Different people have different social needs.  For some people staying home reading is a perfect night whereas others would find such solitude boring.  I use to look at a movies and television shows and the popular kids at school and assumed that I should enjoy going to parties each weekend, that I should enjoy socializing as much as possible.   But I didn’t like to go out all the time and felt like there was something wrong with me for not wanting to.   I wish someone had told me that it was okay to not want to go out each weekend.    In fact staying home and reading is a fine way to spend a Saturday night. 

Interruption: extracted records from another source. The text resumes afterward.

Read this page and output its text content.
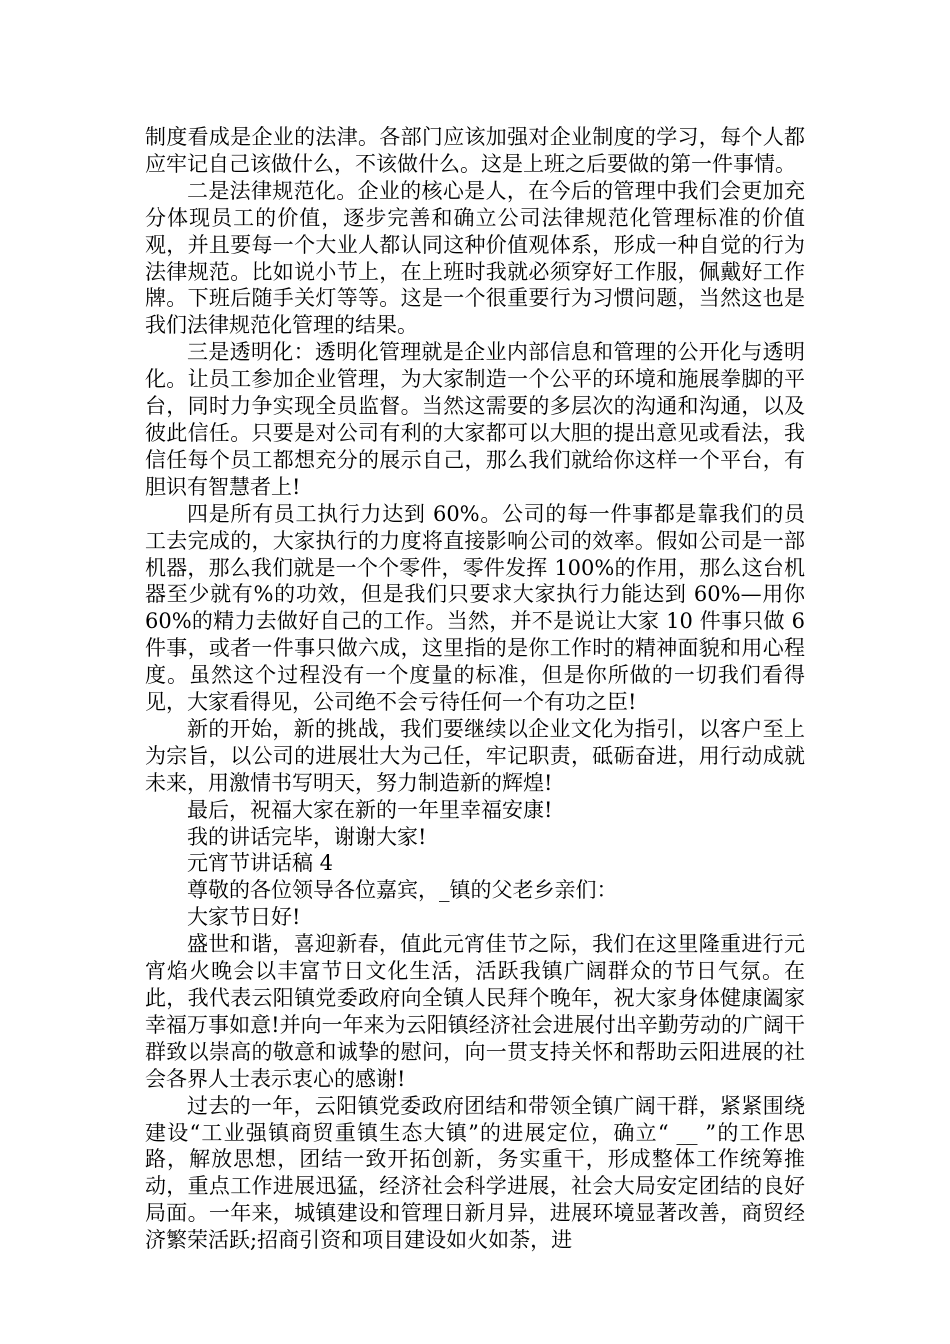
制度看成是企业的法津。各部门应该加强对企业制度的学习，每个人都应牢记自己该做什么，不该做什么。这是上班之后要做的第一件事情。

二是法律规范化。企业的核心是人，在今后的管理中我们会更加充分体现员工的价值，逐步完善和确立公司法律规范化管理标准的价值观，并且要每一个大业人都认同这种价值观体系，形成一种自觉的行为法律规范。比如说小节上，在上班时我就必须穿好工作服，佩戴好工作牌。下班后随手关灯等等。这是一个很重要行为习惯问题，当然这也是我们法律规范化管理的结果。

三是透明化：透明化管理就是企业内部信息和管理的公开化与透明化。让员工参加企业管理，为大家制造一个公平的环境和施展拳脚的平台，同时力争实现全员监督。当然这需要的多层次的沟通和沟通，以及彼此信任。只要是对公司有利的大家都可以大胆的提出意见或看法，我信任每个员工都想充分的展示自己，那么我们就给你这样一个平台，有胆识有智慧者上!

四是所有员工执行力达到 60%。公司的每一件事都是靠我们的员工去完成的，大家执行的力度将直接影响公司的效率。假如公司是一部机器，那么我们就是一个个零件，零件发挥 100%的作用，那么这台机器至少就有%的功效，但是我们只要求大家执行力能达到 60%—用你 60%的精力去做好自己的工作。当然，并不是说让大家 10 件事只做 6 件事，或者一件事只做六成，这里指的是你工作时的精神面貌和用心程度。虽然这个过程没有一个度量的标准，但是你所做的一切我们看得见，大家看得见，公司绝不会亏待任何一个有功之臣!

新的开始，新的挑战，我们要继续以企业文化为指引，以客户至上为宗旨，以公司的进展壮大为己任，牢记职责，砥砺奋进，用行动成就未来，用激情书写明天，努力制造新的辉煌!

最后，祝福大家在新的一年里幸福安康!

我的讲话完毕，谢谢大家!

元宵节讲话稿 4

尊敬的各位领导各位嘉宾，_镇的父老乡亲们：

大家节日好!

盛世和谐，喜迎新春，值此元宵佳节之际，我们在这里隆重进行元宵焰火晚会以丰富节日文化生活，活跃我镇广阔群众的节日气氛。在此，我代表云阳镇党委政府向全镇人民拜个晚年，祝大家身体健康阖家幸福万事如意!并向一年来为云阳镇经济社会进展付出辛勤劳动的广阔干群致以崇高的敬意和诚挚的慰问，向一贯支持关怀和帮助云阳进展的社会各界人士表示衷心的感谢!

过去的一年，云阳镇党委政府团结和带领全镇广阔干群，紧紧围绕建设“工业强镇商贸重镇生态大镇”的进展定位，确立“ __ ”的工作思路，解放思想，团结一致开拓创新，务实重干，形成整体工作统筹推动，重点工作进展迅猛，经济社会科学进展，社会大局安定团结的良好局面。一年来，城镇建设和管理日新月异，进展环境显著改善，商贸经济繁荣活跃;招商引资和项目建设如火如荼，进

I can still remember the exact weekend I found my balance.  I had made plans to go out with some friends and found myself dreading it.  We had been out the night before and I couldn’t understand why I just wanted to stay home.   After much deliberation I cancelled.  The second I cancelled I felt so much better, so much lighter.  I went to bed early that night and read for hours – it was paradise.   It was that evening that I realized that my social needs weren’t as large as most of my friends and later I realized that this is because I am an introvert.  This is neither better nor worse than my extroverted friends – it’s just different.   Where a night at home with a book would bore them, I loved it.  The key of course is to find your own balance.  Some people prefer to go out every opportunity whereas other people prefer to stay at home and read some nights and go out occasionally.  

Finding your balance.

The best place to start is to look at your current social activities and decide if you would prefer to interact more, less or about the same.   And don’t assume you should enjoy more social activity because that’s what everyone else does.  Ask yourself honestly. 

Keeping your balance.

Changing situations such as moving towns, going away to school, or friends moving etc. can mean your social needs are no longer being met.  I have moved a few times and both times I joined a local gym.  This helped me meet new people in an environment I felt comfortable in and resulted in my social balance being restored.  Everyone needs some time socializing and some time alone; the trick is to find what balance suites you best.